Smetana: Tábor and Blaník, from Má Vlast

The South Birmingham Sinfonia will be performing this work (a linked double symphonic tone poem) as part of the Spring 2016 concert.

Image of Smetana

Má Vlast ("my homeland" or "motherland") is a set of six symphonic poems composed between 1874 and 1879 by the Czech composer Bedřich Smetana. They are sometimes performed individually, and sometimes as a set of six. Since 1952, the Prague Spring festival has opened on 12 May — the anniversary of the death of Bedřich Smetana — with the full cycle. Thus Má Vlast is in some way the Czech equivalent of the first night at the proms. The two symphonic poems to be performed by SBS on the 12th of March are thematically linked, making a particularly fine pair, and are the final two movements of the set, bringing the whole cycle to a rousing conclusion.

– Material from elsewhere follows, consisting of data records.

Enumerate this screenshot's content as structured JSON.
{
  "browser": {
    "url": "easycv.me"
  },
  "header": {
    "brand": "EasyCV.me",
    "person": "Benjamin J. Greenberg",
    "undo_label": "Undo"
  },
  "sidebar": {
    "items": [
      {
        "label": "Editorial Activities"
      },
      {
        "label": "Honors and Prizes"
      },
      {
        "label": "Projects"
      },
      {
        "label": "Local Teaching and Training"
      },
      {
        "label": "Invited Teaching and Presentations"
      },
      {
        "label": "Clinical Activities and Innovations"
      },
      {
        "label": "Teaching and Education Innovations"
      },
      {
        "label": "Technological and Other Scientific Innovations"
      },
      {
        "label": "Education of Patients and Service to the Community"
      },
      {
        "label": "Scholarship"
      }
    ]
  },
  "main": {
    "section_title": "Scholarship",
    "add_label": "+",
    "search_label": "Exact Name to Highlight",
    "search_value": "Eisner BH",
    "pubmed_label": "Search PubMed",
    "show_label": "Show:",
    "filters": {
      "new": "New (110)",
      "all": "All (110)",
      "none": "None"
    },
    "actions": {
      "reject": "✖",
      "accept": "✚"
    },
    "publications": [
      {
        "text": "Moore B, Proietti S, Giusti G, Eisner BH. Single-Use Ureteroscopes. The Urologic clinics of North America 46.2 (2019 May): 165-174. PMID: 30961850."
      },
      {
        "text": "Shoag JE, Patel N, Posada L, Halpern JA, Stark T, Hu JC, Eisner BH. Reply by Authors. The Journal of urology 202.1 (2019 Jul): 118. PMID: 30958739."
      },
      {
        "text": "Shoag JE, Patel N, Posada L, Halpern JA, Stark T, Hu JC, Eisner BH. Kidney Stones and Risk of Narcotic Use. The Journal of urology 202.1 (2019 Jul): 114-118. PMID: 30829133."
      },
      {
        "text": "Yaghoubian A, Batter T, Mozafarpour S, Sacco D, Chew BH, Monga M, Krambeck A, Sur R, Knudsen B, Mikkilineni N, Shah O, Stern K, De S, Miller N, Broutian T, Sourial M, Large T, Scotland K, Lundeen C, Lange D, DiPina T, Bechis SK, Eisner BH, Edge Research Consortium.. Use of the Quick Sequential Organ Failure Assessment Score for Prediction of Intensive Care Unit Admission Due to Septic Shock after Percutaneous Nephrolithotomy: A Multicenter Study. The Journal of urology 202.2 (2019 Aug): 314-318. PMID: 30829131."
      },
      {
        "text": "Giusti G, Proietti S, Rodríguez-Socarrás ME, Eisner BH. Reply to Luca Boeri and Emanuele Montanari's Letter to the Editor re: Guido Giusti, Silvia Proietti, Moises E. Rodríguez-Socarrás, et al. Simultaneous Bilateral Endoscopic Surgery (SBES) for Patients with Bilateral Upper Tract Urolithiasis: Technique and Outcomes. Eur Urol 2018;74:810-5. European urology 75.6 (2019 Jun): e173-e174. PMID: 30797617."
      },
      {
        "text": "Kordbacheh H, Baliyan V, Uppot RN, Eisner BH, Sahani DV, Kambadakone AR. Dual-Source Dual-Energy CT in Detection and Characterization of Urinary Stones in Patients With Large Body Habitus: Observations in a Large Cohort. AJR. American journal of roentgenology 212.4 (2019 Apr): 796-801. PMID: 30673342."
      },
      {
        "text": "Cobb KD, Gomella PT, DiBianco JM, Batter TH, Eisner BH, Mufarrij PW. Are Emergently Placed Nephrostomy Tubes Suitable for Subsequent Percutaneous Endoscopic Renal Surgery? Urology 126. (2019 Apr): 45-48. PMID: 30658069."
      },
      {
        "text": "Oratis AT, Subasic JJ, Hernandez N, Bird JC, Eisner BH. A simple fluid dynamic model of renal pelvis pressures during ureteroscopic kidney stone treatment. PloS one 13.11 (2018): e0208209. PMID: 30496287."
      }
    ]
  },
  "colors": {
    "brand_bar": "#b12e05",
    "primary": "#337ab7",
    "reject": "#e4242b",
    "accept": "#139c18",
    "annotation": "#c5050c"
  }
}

Each movement in Má Vlast depicts some aspect of the coutryside, history or legends of Bohemia.

Tábor is a city in the south of Bohemia, founded by the Hussites and serving as their centre during the Hussite Wars. The tone poem borrows from the 15th century Hussite song "Ktož jsú boží bojovníci" ("Ye Who Are Warriors of God").

Blaník is the mountain in which (according to legend) the army of knights of St Wenceslas sleep, waiting to save the country in its gravest hour. The tone poem starts as Tábor ends, with a repetition of the opening motto that was previously left unresolved. The Hussite hymn is used again, dwelling on the line, "so that finally with Him you will always be victorious", a reference to the rise of the Czech state.